News & Our Thinking

Argent in the News

Local stocks were negative in the first quarter, but outperformed national indexes. Here’s why.

07 April 2022

(St, Louis Business Journal)

April 6, 2022 (James Drew)

St. Louis-area company stocks declined in the first quarter, but not as much as three national indexes, according to the equally weighted Argent St. Louis Stock Index.

The stocks of 36 companies based in the area or with a large presence here  declined by 2.9%, compared with the S&P 500 losing 4.9% of its value, the NASDAQ falling 9.1% and the Dow Jones Industrial Average declining 4.6%.

Several factors led to the St. Louis Index faring better than the larger negative returns of the national indexes, wrote Ithiel Turrado, small cap portfolio analyst at Clayton-based Argent Capital Management, in a commentary on his findings.

“Inflationary pressures, rapidly increasing interest rates, the well-covered Russian invasion of Ukraine, and the lingering effects of COVID-19 on global supply chains created an environment in which traditionally defensive stocks protected your money while commodity-based businesses grew it.

“The STL Index overexposure to cyclical businesses (materials, industrials, energy) and defensive sectors (consumer staples and utilities) at the expense of lacking much of the beloved technology sector was a winning attribute this quarter,” Turrado added.

“Defensive stocks” are those that outperform in a down market because their products, such as food and energy, are necessities for consumers, he said.

Turrado noted that in the first three months of this year, technology and consumer discretionary were the worth two sectors in the S&P 500, losing around 10% each. “The only two sectors that finished the quarter in the green were utilities and energy after returning 4.7% and an outstanding 39%, respectively,” he said.
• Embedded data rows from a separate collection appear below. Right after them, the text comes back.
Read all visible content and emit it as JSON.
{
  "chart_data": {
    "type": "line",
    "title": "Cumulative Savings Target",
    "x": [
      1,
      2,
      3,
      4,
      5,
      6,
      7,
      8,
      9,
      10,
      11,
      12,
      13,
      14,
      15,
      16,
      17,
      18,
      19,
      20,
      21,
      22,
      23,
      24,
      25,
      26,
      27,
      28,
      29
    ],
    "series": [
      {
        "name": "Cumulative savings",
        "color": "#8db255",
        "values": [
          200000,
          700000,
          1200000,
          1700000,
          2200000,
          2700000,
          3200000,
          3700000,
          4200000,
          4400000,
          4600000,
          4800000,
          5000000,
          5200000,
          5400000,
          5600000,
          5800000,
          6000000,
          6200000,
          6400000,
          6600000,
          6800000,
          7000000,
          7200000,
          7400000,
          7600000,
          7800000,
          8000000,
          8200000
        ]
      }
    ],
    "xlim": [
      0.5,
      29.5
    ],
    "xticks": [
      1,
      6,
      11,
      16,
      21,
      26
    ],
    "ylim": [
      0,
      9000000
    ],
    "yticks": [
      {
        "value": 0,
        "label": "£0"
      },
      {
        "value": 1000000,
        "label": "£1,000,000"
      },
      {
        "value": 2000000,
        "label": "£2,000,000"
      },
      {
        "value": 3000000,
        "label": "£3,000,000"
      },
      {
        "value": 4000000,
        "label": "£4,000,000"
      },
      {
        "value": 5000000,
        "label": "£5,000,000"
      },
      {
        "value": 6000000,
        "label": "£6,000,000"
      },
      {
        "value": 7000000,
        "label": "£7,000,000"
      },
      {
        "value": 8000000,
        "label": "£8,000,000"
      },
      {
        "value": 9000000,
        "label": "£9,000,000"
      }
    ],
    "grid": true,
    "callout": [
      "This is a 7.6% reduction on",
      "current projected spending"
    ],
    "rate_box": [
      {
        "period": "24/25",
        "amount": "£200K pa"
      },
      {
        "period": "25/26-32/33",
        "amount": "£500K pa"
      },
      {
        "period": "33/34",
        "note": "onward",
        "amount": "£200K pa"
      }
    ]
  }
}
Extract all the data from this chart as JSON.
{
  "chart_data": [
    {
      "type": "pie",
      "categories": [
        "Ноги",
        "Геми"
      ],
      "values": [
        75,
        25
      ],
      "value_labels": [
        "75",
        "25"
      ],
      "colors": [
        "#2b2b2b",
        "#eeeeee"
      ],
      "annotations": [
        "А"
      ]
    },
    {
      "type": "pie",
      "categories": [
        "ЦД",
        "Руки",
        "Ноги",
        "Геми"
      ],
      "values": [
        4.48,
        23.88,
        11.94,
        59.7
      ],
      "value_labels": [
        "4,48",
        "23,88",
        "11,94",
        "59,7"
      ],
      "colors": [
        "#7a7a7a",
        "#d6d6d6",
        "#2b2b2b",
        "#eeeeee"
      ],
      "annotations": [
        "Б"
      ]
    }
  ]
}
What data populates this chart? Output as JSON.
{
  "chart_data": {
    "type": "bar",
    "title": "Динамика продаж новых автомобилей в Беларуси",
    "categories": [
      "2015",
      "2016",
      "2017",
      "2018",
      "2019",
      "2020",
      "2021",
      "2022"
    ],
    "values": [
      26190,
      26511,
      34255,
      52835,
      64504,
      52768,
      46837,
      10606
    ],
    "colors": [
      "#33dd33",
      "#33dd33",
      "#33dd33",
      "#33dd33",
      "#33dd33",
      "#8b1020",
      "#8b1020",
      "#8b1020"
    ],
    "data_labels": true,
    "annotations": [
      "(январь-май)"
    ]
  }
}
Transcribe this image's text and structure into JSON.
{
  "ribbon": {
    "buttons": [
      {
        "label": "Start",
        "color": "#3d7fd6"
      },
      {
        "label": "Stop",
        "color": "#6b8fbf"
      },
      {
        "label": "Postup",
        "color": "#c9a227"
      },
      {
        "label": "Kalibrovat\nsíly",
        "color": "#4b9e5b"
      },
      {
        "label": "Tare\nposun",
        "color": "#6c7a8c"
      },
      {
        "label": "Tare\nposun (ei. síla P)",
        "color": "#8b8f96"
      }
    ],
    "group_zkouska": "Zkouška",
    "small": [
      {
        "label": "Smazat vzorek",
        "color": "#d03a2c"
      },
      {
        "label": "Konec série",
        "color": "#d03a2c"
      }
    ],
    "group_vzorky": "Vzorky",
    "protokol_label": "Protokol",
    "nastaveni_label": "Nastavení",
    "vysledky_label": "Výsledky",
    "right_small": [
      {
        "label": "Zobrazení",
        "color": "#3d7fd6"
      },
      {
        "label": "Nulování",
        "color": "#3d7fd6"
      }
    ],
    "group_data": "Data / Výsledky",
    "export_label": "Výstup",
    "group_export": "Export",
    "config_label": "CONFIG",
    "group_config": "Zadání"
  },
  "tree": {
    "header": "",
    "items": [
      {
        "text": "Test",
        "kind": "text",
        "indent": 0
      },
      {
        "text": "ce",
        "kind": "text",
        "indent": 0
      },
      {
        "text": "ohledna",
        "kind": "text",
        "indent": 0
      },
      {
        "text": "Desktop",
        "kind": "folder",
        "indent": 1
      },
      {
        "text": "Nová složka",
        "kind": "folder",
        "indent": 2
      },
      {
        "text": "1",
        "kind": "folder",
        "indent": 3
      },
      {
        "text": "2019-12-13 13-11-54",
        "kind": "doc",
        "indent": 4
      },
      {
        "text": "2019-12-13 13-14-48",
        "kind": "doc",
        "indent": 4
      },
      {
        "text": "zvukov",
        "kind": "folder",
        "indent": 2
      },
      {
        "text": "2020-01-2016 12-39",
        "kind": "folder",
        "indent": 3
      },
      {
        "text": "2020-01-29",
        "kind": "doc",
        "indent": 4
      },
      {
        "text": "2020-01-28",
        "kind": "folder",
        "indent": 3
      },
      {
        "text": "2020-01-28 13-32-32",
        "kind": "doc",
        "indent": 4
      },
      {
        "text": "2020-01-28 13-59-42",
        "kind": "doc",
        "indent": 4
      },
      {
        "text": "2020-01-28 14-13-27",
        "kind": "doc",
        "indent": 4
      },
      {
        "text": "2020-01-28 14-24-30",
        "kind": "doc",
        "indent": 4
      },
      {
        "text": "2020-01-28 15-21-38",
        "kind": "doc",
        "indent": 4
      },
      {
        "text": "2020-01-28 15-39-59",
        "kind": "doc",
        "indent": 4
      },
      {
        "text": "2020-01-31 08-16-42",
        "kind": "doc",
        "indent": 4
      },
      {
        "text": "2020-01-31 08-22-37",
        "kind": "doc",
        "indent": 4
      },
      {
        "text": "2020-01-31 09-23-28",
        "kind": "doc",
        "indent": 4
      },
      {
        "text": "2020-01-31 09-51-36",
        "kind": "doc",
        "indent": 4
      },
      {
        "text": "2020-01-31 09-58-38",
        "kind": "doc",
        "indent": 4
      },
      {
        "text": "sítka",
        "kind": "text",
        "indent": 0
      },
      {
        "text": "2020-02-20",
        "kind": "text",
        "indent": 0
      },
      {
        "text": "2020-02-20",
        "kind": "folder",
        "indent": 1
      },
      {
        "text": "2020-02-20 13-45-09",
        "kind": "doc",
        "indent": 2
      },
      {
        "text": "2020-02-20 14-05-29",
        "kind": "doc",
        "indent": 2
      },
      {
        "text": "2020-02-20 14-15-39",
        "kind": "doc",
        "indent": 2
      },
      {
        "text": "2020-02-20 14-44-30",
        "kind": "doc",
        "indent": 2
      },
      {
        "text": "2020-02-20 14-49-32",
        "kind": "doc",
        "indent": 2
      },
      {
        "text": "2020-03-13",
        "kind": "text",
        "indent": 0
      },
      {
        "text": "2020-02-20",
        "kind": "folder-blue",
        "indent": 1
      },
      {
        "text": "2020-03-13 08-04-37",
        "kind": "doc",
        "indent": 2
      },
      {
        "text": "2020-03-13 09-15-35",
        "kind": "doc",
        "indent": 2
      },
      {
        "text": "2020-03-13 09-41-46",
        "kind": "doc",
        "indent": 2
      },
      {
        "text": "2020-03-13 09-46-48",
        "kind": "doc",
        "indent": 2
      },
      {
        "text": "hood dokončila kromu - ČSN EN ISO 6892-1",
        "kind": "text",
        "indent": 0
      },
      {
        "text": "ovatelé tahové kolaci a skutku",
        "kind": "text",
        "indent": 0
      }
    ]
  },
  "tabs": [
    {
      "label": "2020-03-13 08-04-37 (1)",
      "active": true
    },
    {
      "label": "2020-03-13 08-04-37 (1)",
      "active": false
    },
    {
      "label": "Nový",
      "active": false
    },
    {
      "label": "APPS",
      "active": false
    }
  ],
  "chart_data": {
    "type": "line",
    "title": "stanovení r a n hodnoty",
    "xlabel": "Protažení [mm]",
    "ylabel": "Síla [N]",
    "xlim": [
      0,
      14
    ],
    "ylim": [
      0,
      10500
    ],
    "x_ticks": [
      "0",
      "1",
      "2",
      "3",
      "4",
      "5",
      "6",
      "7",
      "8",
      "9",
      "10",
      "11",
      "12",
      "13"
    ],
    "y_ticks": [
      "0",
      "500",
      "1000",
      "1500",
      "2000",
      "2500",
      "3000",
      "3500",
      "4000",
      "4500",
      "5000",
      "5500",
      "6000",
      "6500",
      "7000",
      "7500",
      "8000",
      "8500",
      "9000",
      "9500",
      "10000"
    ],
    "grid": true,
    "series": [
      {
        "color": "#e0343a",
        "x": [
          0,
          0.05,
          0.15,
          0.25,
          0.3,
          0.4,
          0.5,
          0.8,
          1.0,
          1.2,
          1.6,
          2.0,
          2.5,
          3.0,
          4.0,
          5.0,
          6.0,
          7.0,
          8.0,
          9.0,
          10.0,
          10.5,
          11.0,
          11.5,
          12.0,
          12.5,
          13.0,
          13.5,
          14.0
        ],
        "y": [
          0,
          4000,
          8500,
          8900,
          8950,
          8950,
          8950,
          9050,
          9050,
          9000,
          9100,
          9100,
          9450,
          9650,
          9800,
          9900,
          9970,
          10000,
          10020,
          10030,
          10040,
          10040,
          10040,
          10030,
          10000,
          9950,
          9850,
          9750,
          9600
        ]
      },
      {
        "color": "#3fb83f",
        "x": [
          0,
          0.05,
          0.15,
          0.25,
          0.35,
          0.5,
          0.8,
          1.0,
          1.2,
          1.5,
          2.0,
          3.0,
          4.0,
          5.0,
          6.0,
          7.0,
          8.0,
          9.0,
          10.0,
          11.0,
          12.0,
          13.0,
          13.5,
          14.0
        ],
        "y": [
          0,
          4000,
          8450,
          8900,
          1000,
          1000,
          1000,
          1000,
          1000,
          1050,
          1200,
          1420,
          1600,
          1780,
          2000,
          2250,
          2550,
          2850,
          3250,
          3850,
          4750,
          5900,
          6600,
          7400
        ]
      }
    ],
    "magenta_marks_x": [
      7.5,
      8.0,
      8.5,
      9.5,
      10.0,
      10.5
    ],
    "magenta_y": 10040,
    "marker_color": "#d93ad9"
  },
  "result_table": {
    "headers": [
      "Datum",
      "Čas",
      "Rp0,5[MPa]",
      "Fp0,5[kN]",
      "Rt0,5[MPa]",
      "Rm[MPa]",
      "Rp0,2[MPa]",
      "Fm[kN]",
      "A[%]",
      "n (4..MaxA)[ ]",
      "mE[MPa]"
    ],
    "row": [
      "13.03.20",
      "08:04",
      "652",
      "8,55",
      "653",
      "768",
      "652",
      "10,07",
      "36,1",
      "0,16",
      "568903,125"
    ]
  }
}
For 2022, Argent added three companies to its St. Louis Index: BellRing Brands (BRBR), the active nutrition business of Post Holdings that was spun off and went public in October 2019; Nerdy Inc. (NRDY), the parent company of edtech firm Varsity Tutors that went public in September 2021; and food tech company Benson Hill (BHIL), which also went public last September. Along with the removal of Mallinckrodt plc from the index as it continues its Chapter 11 bankruptcy reorganization, the additions bring the St. Louis Index to 36 companies.

The top five performers on the Argent St. Louis Stock Index in the first quarter were:

Peabody Energy (BTU) – up 144%

Arch Resources (ARCH) = up 51%

FurtureFuel Corp (FF) – up 28%

Bunge Ltd. (BG) – up 19%

Nerdy Inc. (NRADY) – up 13%

Peabody energy’s stock appreciated as thermal coal prices are rising faster than most competing forms of energy in 2022, Turrado said.

The bottom five performers on the Argent St. Louis Stock Index in the first quarter were:

Benson Hill (BHIL) – down 56%

Galera Therapeutics (GRTX) – down 48%

Stereotaxis (STXS) – down 40%

Energizer Holdings (ENR) – down 23%

ESCO Technologies (ESE) – down 22%

Turrado said Benson Hill’s stock “struggles to climb the wall of skepticism” related to companies that have gone public through a SPAC (special purpose acquisition company).

“Adding to that skepticism, the company announced an unexpected equity offering well below recent trading levels,” he said.